Increased revenues, Reliant noted, were not added to the independent generators' balance sheet. Its analysis showed that "more than half of the power revenues in 2000 flowed to the IOUs and LADWP...the IOUs have received not only a significant portion of the revenue...but enjoyed a disproportionately greater increase in profit margin, as their production costs are not linked to natural gas prices." Reliant estimates the IOUs and LADWP received more than 54% of the wholesale power revenues in 2000, and the "other parties," which include BC Hydro and Bonneville Power Administration received about 22% of last year's revenue.
Reliant called the State of California's claims that it owes "billions of dollars in refunds" absurd, instead suggesting that the "relevant refund period is less than $139 million." It said that total operating margin "only takes into account fuel expenses, emission costs and variable operations and maintenance costs, but does not provide for any return on and of capital, does not cover other fixed costs and does not reflect interest expenses or taxes for spot market transactions during the revenue refund period," highlighting "the absurd nature of refund claims that have been made to date."

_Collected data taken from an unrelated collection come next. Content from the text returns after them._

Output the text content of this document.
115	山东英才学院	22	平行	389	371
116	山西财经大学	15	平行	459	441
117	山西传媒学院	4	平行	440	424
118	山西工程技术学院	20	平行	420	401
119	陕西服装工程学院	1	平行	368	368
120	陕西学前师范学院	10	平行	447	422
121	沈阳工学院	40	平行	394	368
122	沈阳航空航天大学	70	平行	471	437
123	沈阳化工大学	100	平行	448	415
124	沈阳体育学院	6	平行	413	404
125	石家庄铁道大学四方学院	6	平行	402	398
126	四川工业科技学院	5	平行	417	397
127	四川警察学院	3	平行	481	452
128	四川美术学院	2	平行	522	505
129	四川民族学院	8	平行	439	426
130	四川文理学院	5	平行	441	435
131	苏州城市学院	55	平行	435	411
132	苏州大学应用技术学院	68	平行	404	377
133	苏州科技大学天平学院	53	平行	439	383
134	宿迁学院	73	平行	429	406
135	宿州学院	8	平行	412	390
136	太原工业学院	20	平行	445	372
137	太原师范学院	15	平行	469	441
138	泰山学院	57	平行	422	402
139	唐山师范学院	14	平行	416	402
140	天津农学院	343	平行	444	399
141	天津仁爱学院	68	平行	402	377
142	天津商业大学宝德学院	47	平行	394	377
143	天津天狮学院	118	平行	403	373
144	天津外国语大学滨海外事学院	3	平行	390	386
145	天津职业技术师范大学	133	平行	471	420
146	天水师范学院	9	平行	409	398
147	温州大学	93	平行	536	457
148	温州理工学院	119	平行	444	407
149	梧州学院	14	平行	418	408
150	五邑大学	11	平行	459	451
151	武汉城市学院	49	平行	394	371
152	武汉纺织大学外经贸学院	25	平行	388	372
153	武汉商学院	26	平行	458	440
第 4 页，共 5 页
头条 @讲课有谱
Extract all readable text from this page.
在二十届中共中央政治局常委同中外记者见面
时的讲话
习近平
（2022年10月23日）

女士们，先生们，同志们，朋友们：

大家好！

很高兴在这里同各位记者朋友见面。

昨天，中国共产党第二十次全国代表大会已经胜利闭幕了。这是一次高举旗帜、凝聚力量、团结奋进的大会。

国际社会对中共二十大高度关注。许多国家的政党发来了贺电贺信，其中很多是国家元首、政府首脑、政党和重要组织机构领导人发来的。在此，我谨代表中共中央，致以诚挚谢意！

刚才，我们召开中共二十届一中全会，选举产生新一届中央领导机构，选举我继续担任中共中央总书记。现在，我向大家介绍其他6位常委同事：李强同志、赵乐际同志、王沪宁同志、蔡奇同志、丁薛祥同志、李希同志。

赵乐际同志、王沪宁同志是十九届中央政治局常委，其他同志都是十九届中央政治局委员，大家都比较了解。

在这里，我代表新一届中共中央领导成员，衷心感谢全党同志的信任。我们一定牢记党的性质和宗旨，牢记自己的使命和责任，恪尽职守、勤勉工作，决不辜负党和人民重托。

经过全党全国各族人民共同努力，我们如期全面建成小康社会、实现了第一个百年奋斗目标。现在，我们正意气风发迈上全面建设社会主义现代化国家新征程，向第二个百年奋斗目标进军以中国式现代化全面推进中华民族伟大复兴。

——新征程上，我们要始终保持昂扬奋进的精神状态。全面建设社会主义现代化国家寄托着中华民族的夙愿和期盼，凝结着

Last week, Reliant's John Stout, who runs the company's California operations, revealed that the company already has offered to pay California $50 million in refunds as part of a general settlement of alleged overcharges. Stout said that the state miscalculated the actual cost of natural gas prices and did not calculate the related costs. California officials, he said, have demanded that Reliant refund the state $376 million for overcharges between October 2000 and February 2001, but the company calculated the $50 million refund offer for the longer period between October 2000 and May 2001. The refund offer was only to be made as part of a complete settlement with the state concerning future lawsuits and credit issues, Stout said.